Immediate Relatives vs Non-immediate Relatives with Regards to Immigration

America has always been viewed as a beacon of hope for immigrants. Whether you and your family members are seeking better opportunities, greater freedoms, or simply reunification, it is important that anyone who is in the country legally and hoping to help their relatives join them understand how U.S. immigrations officials determine eligibility for a visa.  There are two distinct categories of family relations that are used: the immediate relative category and the family preference category.  The biggest difference between the two is that immediate relatives of the person petitioning for a visa are immediately eligible for a visa, while those in the family preference category have to wait.

Let’s look at who falls into each of the two categories.

Immediate relative category requires the applicant to be a U.S. citizen, and includes:  the applicant’s spouse; the applicant’s parents as long as the applicant is 21 or older; and the applicant’s unmarried children as long as they are 21 or younger.

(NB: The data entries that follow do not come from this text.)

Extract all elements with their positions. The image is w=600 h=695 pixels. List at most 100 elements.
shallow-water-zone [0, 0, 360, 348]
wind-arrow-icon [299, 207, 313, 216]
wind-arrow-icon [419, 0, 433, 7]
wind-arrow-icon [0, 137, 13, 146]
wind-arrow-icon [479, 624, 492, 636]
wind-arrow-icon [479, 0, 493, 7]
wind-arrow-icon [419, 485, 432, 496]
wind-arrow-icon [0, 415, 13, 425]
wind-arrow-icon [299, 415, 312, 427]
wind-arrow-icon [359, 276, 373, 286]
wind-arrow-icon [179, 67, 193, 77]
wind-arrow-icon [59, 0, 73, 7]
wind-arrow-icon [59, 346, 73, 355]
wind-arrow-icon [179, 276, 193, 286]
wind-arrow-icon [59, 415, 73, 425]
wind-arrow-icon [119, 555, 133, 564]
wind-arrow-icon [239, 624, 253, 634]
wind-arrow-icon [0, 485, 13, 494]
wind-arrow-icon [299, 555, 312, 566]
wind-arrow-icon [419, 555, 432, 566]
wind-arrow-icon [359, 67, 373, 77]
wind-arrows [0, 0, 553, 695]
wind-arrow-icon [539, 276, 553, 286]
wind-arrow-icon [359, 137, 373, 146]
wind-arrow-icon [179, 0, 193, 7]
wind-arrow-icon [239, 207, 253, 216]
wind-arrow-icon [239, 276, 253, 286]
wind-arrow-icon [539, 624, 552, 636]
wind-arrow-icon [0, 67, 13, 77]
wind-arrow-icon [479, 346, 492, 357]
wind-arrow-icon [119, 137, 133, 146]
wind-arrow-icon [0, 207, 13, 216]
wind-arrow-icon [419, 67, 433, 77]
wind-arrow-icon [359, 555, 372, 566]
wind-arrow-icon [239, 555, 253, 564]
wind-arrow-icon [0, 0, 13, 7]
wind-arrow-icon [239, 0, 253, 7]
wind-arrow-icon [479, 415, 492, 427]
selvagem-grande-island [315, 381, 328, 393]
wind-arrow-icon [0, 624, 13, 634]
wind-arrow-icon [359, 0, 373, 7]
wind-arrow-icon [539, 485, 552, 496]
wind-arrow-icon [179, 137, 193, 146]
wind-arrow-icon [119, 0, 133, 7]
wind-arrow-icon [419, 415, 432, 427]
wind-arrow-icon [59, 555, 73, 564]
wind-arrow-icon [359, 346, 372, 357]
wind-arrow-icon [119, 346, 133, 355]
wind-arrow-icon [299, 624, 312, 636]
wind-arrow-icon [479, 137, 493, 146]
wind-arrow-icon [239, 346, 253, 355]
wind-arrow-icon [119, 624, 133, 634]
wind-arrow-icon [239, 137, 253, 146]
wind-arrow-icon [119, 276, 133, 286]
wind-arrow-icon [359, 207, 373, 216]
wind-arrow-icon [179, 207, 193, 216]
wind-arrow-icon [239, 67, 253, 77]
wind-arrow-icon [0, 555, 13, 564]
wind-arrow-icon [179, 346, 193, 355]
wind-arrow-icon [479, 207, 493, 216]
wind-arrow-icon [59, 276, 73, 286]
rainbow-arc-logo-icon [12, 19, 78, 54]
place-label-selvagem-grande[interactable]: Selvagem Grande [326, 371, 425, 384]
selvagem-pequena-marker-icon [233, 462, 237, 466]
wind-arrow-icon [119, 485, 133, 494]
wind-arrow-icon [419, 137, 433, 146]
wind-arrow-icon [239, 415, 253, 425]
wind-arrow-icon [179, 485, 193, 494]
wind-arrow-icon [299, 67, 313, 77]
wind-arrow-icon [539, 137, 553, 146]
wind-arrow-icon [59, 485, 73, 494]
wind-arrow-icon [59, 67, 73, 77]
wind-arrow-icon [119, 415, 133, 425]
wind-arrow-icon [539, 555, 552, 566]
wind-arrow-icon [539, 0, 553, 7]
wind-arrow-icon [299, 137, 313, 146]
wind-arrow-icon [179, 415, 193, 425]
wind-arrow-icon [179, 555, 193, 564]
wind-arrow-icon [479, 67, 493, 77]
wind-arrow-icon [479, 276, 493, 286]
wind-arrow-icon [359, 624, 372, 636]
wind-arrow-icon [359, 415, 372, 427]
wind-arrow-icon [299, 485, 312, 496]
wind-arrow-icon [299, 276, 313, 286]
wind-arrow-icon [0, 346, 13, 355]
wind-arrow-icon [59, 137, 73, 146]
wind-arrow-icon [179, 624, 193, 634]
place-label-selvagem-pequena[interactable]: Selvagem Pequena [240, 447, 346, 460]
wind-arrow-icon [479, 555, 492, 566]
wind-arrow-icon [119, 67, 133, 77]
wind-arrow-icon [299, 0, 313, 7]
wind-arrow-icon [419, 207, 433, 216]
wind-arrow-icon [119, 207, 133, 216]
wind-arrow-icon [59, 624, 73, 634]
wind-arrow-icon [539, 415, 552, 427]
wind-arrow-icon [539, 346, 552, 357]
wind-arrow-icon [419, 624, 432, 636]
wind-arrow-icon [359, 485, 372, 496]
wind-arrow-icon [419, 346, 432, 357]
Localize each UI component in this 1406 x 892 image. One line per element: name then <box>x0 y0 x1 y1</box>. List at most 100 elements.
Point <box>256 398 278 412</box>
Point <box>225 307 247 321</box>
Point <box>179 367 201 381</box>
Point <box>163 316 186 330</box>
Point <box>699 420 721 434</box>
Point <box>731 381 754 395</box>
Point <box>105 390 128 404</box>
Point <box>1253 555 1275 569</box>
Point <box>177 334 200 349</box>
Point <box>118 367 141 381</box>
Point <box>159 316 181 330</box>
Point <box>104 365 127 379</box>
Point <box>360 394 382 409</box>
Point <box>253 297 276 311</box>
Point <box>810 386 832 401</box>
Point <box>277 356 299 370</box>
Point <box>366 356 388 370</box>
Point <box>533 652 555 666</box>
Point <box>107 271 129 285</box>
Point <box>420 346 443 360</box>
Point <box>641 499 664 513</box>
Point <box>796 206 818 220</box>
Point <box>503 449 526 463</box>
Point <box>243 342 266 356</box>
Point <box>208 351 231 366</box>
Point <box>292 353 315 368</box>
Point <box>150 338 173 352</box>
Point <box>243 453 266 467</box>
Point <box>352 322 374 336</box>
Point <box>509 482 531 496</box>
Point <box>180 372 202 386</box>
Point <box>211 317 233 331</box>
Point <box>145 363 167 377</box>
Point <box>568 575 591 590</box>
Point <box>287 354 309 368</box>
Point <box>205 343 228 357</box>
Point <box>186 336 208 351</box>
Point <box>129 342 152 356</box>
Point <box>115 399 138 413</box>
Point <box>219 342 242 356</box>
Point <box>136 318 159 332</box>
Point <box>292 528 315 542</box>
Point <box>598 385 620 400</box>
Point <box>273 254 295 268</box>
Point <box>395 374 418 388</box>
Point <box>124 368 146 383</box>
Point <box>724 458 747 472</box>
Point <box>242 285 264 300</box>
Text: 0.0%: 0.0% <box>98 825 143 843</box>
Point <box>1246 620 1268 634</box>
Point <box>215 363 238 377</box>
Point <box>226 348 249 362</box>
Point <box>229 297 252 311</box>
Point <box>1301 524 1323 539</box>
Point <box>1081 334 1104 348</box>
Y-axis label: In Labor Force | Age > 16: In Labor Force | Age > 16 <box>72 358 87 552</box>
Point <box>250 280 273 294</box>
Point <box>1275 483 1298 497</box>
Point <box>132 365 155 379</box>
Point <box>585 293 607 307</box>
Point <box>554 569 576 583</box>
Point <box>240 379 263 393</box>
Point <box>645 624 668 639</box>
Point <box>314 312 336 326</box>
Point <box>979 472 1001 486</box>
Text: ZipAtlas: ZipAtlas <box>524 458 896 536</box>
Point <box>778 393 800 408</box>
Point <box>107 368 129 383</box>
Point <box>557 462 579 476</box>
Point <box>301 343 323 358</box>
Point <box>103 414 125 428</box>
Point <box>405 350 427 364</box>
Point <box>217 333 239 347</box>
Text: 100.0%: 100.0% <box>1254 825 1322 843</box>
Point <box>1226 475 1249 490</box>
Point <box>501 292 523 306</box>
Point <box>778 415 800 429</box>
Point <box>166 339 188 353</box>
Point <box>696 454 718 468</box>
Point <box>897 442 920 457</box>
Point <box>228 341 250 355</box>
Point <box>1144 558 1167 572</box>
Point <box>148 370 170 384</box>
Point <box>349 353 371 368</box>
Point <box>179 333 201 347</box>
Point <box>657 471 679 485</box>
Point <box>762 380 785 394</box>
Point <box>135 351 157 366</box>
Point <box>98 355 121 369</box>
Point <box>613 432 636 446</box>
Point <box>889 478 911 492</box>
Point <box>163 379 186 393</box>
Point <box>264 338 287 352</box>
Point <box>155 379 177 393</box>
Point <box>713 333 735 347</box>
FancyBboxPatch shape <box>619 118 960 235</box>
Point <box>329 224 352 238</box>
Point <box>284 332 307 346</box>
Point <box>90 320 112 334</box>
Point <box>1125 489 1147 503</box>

There is no limit to how many immediate relatives can be accepted into the U.S. each year, and are not subject to the requirements or restrictions regarding admissibility such as accepting employment or overstaying a visa.

Family preference category includes:

  • Category 1 – Unmarried sons and daughters of U.S. citizens who are older than 21
  • Category 2 – Spouses, children, and unmarried sons and daughters of Legal Permanent Residents
  • Category 3 – Married sons and daughters of U.S. citizens
  • Category 4 – Brothers and sisters of U.S. citizens

The family preference category is subject to a quota regarding how many people in each category and from each country will be allowed. The waiting period to gain entry in this category can take more than 20 years depending on the U.S. eligibility requirements from the country of origin.

Beyond these categories, the United States has specific rules about what kind of relative can qualify for conditional permanent residence. This status is available to spouses of U.S. citizens who have been granted lawful permanent residence based on a marriage that occurred less than two years prior to the green card application being approved.

The U.S. also passed a law called the Child Status Protection Act which prevents a person who qualified as an immediate relative from aging out of the process prior to their visa being approved: their age is frozen to the date of the application for immigration purposes.